April 04, 2010 12:49 am | Updated November 12, 2016 04:40 am IST - New Delhi:

Aniruddha Bahal, Editor of Cobrapost , would spend his nights writing novels. That was before his famed ‘Operation Duryodhana' — an investigation which exposed the cash-for-questions scam. Mr. Bahal now spends his time reading affidavits. For the past few years, he has been visiting court at least once a week, thanks to the litany of cases against him, including under the Official Secrets Act.

Like Mr. Bahal, there are many journalists, especially from mofussil towns, fighting lone battles in defence of their fearless journalism, against a system which frequently takes recourse to the legal provisions on freedom of speech and expression, and contempt of court, to thwart them. This misuse of law as a tool of harassment of the media was widely discussed at a conference on ‘Media and the Law' organised by the Human Rights Law Network (HRLN), here on Saturday.

In the area of legal reporting, the former Chief Justice of the Delhi High Court, Justice A.P. Shah, called for a rethinking of the contempt law, applying only the filter of “rarest of the rare” to look at critical writings on the judiciary. “I don't think judges cannot be criticised. If the media honestly believe there is corruption in the judiciary, they must report it, provided it is backed by material. The media can also make appropriate comments about pending cases. We should take criticism in our stride, provided the criticism is not [scurrilous].” However, he cautioned against trial by the media.

“Sometimes the lawyer community tends to become a law unto itself. Some associations are intolerant of any criticism of the Bar. Petitions are filed. The judiciary is largely sympathetic towards lawyers.”

Media-judiciary nexus

Senior advocate Prashant Bhushan endorsed the view of a journalist about the existence of a media-judiciary nexus. “There is a network of powerful people of different institutions, where members work for each other. The judiciary is also part of this power network. He called for deletion of a “problematic” part of the contempt Section, which speaks of “scandalising the court and lowering the authority of the judiciary.” The jailing of the Editor of Mid-Day in 2007 was a watershed event, which gave an impetus to the media to report on corruption in the judiciary, he said.

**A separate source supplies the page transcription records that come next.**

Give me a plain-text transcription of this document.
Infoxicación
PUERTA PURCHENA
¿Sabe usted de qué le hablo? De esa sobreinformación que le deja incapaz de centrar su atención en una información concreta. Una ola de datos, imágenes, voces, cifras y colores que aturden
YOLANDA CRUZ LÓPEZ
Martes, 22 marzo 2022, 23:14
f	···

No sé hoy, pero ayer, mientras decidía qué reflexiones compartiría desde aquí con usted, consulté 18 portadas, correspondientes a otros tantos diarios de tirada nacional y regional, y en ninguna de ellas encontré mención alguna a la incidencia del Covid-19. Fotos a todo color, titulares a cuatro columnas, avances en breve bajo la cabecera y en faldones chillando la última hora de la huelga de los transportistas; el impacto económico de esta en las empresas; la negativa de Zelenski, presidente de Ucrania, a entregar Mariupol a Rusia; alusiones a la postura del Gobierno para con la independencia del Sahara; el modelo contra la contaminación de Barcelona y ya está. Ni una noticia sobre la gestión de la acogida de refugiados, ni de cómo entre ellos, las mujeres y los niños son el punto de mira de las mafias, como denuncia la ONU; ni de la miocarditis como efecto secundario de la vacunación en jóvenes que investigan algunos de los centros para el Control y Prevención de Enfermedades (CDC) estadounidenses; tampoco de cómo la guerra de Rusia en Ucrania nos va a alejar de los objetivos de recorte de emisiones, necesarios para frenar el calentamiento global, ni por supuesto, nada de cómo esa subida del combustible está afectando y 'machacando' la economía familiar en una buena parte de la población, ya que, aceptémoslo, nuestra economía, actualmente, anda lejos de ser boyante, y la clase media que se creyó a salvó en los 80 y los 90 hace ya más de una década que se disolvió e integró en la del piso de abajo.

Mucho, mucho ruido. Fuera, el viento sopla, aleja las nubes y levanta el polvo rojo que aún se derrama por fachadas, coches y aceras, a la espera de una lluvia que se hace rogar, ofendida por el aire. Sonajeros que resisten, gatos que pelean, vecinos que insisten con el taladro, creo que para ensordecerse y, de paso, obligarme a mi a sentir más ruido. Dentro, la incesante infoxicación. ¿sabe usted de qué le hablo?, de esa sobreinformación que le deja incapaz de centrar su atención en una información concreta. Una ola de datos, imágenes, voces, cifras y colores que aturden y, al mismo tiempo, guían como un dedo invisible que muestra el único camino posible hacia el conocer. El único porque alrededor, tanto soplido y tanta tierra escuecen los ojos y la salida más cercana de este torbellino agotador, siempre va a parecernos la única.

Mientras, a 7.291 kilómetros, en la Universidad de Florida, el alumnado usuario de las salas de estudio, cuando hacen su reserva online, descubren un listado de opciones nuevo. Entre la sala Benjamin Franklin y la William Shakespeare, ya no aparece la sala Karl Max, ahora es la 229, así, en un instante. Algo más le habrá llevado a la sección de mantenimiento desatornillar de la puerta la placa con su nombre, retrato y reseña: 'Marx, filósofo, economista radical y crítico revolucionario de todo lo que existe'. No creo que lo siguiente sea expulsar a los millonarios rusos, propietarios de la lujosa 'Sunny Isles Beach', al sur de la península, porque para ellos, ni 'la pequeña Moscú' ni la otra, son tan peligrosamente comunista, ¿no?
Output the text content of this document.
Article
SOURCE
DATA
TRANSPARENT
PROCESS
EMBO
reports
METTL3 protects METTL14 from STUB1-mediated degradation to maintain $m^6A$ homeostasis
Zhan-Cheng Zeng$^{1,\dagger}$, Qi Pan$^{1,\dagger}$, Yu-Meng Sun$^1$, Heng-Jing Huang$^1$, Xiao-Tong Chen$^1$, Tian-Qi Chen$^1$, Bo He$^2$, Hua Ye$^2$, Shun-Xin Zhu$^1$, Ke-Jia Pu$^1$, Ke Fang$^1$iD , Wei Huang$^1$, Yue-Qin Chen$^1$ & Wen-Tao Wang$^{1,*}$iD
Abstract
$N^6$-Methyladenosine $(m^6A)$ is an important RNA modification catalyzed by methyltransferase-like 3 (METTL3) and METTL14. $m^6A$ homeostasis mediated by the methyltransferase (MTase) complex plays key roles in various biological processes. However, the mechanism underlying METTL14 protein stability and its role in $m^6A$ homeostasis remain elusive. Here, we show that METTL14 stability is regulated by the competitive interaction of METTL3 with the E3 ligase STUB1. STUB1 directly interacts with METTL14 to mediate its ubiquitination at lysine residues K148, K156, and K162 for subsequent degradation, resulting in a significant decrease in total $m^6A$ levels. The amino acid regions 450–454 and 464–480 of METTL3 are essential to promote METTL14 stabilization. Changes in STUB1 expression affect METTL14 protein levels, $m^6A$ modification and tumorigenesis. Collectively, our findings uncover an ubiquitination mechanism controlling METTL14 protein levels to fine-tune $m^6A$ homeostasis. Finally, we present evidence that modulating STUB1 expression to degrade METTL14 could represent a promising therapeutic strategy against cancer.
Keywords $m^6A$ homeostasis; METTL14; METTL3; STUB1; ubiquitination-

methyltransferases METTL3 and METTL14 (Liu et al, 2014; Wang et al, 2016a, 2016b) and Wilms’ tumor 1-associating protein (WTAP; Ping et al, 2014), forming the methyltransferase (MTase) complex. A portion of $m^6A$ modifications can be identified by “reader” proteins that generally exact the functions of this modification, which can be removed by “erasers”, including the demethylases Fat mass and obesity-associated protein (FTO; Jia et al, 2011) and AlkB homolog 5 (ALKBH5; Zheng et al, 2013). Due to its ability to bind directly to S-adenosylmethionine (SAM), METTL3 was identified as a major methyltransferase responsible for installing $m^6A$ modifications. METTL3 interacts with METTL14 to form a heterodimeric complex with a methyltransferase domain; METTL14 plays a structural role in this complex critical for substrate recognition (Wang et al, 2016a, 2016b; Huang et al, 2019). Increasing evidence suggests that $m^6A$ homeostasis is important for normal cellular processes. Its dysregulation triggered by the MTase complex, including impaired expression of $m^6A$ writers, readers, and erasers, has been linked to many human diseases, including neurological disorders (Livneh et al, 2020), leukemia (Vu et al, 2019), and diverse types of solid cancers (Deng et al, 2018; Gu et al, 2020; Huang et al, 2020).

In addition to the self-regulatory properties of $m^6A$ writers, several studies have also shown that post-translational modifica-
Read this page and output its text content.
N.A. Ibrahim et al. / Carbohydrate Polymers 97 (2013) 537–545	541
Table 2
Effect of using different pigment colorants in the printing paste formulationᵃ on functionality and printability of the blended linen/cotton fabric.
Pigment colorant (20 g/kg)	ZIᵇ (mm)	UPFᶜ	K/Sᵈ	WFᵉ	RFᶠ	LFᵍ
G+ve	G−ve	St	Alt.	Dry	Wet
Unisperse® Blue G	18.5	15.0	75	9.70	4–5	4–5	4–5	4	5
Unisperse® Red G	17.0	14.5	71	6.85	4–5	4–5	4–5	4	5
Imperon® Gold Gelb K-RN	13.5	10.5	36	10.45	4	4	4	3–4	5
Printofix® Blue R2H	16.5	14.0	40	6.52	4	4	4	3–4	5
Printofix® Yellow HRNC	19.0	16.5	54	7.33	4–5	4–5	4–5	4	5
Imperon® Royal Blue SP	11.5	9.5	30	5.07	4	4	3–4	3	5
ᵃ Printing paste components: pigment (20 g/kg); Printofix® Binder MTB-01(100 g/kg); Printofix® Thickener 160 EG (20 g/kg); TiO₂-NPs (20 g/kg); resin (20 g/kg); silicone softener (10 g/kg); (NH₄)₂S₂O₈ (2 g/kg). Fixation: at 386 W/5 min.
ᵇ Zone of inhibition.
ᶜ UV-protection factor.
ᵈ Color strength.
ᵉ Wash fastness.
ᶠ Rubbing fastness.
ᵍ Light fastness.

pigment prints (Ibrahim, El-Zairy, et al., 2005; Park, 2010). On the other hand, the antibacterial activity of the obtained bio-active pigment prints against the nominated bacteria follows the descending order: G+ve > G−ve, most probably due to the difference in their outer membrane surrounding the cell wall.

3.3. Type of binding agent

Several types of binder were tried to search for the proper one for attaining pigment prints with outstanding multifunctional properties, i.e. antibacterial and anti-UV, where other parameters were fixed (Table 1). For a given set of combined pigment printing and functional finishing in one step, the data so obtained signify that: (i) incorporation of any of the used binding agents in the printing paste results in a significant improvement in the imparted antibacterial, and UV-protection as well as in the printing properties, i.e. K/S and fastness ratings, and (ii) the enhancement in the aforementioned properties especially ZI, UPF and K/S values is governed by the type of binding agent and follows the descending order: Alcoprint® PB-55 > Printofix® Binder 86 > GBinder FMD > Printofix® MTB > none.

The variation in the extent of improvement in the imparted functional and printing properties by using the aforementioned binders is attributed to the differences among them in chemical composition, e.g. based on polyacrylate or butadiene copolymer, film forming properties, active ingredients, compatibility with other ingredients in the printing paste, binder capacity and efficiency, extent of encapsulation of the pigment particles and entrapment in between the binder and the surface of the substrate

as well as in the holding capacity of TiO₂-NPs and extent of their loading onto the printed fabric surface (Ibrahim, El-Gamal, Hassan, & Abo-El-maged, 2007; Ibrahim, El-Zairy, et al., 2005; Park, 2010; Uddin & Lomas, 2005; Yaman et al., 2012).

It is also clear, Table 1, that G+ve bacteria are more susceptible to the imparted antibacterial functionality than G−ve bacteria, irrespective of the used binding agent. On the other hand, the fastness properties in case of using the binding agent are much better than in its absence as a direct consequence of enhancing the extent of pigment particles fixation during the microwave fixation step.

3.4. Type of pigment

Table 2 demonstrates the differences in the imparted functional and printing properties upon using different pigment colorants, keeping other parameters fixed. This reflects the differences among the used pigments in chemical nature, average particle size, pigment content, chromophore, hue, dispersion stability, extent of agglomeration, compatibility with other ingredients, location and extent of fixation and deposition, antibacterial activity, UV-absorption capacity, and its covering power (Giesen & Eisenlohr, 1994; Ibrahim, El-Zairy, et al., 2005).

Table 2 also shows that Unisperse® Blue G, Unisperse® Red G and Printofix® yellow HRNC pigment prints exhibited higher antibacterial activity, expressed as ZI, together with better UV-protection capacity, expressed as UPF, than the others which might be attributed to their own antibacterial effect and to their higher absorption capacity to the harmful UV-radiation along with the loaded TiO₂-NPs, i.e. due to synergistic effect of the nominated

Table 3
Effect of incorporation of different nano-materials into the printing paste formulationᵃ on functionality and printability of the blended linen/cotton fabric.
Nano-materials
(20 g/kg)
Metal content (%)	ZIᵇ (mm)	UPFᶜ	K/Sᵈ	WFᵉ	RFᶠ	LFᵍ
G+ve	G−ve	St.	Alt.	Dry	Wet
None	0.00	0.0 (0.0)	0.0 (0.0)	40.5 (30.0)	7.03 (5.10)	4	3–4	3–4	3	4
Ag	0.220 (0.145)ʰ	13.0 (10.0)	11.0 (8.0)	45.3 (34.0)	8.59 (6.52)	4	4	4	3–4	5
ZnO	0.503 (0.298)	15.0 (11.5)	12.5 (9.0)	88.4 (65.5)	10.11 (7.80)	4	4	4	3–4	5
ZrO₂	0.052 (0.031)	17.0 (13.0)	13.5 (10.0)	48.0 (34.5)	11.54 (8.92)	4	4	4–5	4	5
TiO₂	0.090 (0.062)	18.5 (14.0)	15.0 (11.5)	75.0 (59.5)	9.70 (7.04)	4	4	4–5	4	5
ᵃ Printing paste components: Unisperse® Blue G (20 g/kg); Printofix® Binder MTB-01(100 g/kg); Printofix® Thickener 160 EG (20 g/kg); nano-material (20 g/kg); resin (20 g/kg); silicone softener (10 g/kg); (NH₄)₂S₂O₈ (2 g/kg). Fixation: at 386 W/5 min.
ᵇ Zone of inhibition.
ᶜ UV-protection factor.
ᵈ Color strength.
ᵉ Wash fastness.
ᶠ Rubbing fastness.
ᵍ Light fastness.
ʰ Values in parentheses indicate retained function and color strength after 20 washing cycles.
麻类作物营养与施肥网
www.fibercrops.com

Siddharth Mokle, a young freelance journalist from Mumbai, who was at the receiving end of communal ire at an elocution event, asked why the laws, which prosecuted journalists, were not invoked against provocative material published by certain religious organisations.

On obscenity, Akhil Sibal, senior advocate of the Supreme Court, said the Criminal Procedure Code had become “an easy recourse and tool of harassment to persecute and not to prosecute.”

Jonathan Donnellan, a media lawyer based in the U.S., said that in prosecuting journalists India today stood where the U.S. stood in 1941. Both countries were influenced by the British legal position of silencing critics in a bid to prevent a lowering of the image of the judiciary.

“Post-World War II, the U.S. was able to be independent of the British position. Now, the possibility of criminal punishment for publishing reports has been eliminated in the U.S. law, [except when what is expressed poses] a clear and present danger.”

Kuldeep Singh Kaler of Ahmedabad narrated his experience of being beaten up, dragged by the hair and tortured by a mob of 500 while covering the Asaram ashram issue. “When you become the news, do you realise what news is? My body was blue from the beatings. But I feel fortunate to have had this experience,” he said, urging journalists not to let the ink in their veins dry up.

Increased threat

Sudipto Mandal of The Hindu , who has reported on the simmering communal activities in Mangalore, said an increased threat perception, caused by four attempted attacks on him, led him to keep an air pistol. He said the complicity of the local police with communal forces made the situation in Mangalore “dangerous.”

A similar connivance between the wrongdoers and the police was highlighted by Sudhakar Kamble of the Marathi channel IBN Lokmat. He said he felt demoralised when threatened by senior police officers, including the incumbent Mumbai Commissioner, D. Sivanandan.

The body of “victim” journalists, however, stressed the need to keep up the fight and for an association backing journalists in their fight against a crackdown.

Colin Gonsalves, senior advocate and HRLN founder, said his organisation was ready to take up cases in defence of journalists. “They [system] want to make an example of you. It is part and parcel of [journalistic] life. You can't be cowed down by the cases,” said Mr. Bahal.